Although hypertensive disorders of pregnancy are the leading cause of poor perinatal outcomes in Ethiopia, there is no study that shows the national prevalence. Therefore, the aim of this study was to estimate the national pooled prevalence of hypertensive disorders of pregnancy from studies conducted in different parts of the country.
Databases; MEDLINE, PubMed, HINARI, EMBASE, Google Scholar and African Journals Online were searched by using different search terms on HDP and Ethiopia. Joanna Briggs Institute Meta-Analysis of Statistics Assessment and Review Instrument was used for critical appraisal of studies. The analysis was done using STATA 14 software. The Cochran Q test and I2 test statistics were used to test heterogeneity of studies. Egger’s test was used to show the publication bias. The pooled prevalence of HDP and the odds ratio (OR) with 95% confidence interval was presented using forest plots.

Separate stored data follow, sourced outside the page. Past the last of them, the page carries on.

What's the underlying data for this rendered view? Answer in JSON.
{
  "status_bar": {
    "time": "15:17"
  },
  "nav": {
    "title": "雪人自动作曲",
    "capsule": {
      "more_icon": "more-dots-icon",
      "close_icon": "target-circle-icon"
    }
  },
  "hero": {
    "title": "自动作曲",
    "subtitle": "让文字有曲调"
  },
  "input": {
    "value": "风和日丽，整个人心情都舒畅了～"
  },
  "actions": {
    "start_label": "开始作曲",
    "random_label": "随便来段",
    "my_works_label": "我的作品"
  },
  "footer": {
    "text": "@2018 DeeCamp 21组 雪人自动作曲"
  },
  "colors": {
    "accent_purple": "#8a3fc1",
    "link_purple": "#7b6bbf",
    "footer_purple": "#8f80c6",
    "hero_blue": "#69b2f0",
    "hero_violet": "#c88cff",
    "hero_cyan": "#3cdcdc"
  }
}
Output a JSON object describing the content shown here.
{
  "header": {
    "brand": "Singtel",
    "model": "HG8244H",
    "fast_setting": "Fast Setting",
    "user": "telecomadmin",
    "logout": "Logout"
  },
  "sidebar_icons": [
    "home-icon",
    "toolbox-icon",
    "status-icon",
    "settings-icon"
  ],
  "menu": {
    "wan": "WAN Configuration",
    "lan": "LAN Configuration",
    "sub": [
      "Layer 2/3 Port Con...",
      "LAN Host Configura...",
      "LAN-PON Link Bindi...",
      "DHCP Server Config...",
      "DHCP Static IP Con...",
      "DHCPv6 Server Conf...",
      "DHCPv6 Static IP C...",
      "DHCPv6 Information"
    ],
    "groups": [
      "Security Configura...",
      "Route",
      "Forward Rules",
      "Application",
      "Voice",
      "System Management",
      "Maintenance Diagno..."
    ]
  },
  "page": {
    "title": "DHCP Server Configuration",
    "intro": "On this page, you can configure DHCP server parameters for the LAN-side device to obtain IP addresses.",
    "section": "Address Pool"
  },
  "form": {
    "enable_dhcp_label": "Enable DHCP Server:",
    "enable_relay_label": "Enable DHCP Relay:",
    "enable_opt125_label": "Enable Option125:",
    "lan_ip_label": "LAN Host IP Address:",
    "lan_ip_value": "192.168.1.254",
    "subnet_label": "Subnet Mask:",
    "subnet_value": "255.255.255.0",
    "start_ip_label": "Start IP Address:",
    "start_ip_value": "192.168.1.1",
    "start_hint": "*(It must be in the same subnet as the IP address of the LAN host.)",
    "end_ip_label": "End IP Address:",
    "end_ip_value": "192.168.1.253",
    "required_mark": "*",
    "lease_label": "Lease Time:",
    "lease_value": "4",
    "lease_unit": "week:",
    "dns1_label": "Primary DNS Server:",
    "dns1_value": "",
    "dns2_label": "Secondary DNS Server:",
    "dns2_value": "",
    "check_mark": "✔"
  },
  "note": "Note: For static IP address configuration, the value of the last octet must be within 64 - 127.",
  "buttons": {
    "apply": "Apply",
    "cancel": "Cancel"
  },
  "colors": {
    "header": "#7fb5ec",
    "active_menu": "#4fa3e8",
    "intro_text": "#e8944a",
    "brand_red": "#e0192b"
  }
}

Seventeen studies were included in this review, with a total of 258,602 pregnant women. The overall pooled prevalence of hypertensive disorders of pregnancy in Ethiopia was 6.07% (95% CI: 4.83%, 7.31%). The Subgroup analysis by region and year of study showed a higher prevalence of hypertensive disorders of pregnancy in Southern Nations, Nationalities, and Peoples’ Region, 10.13% (95% CI = (8.5, 12.43)), and reduction in the rate of HDP from 1990’s to 2010’s, 8.54% reducing to 5.71% respectively. The pooled prevalence of pregnancy-induced hypertension (PIH) and preeclampsia/eclampsia alone were 6.29 and 5.47 respectively. Pregnant women ≥ 35 years old are more likely to develop hypertensive disorders of pregnancy, OR = 1.64 (95% CI = (1.18, 2.28)). No statistically significant difference was observed between HDP and younger maternal age (less than 20 years old); OR = 2.92 (95% CI = (0.88, 9.70)). There was no association between hypertensive disorders of pregnancy and number of pregnancy, OR = 1.37 (95% CI = 0.78, 2.41)).
The prevalence of hypertensive disorders of pregnancy is high in Ethiopia. The problem is more common among older pregnant women (> 35 years old). Government and other stakeholders should give due attention to an early screening of hypertension during pregnancy.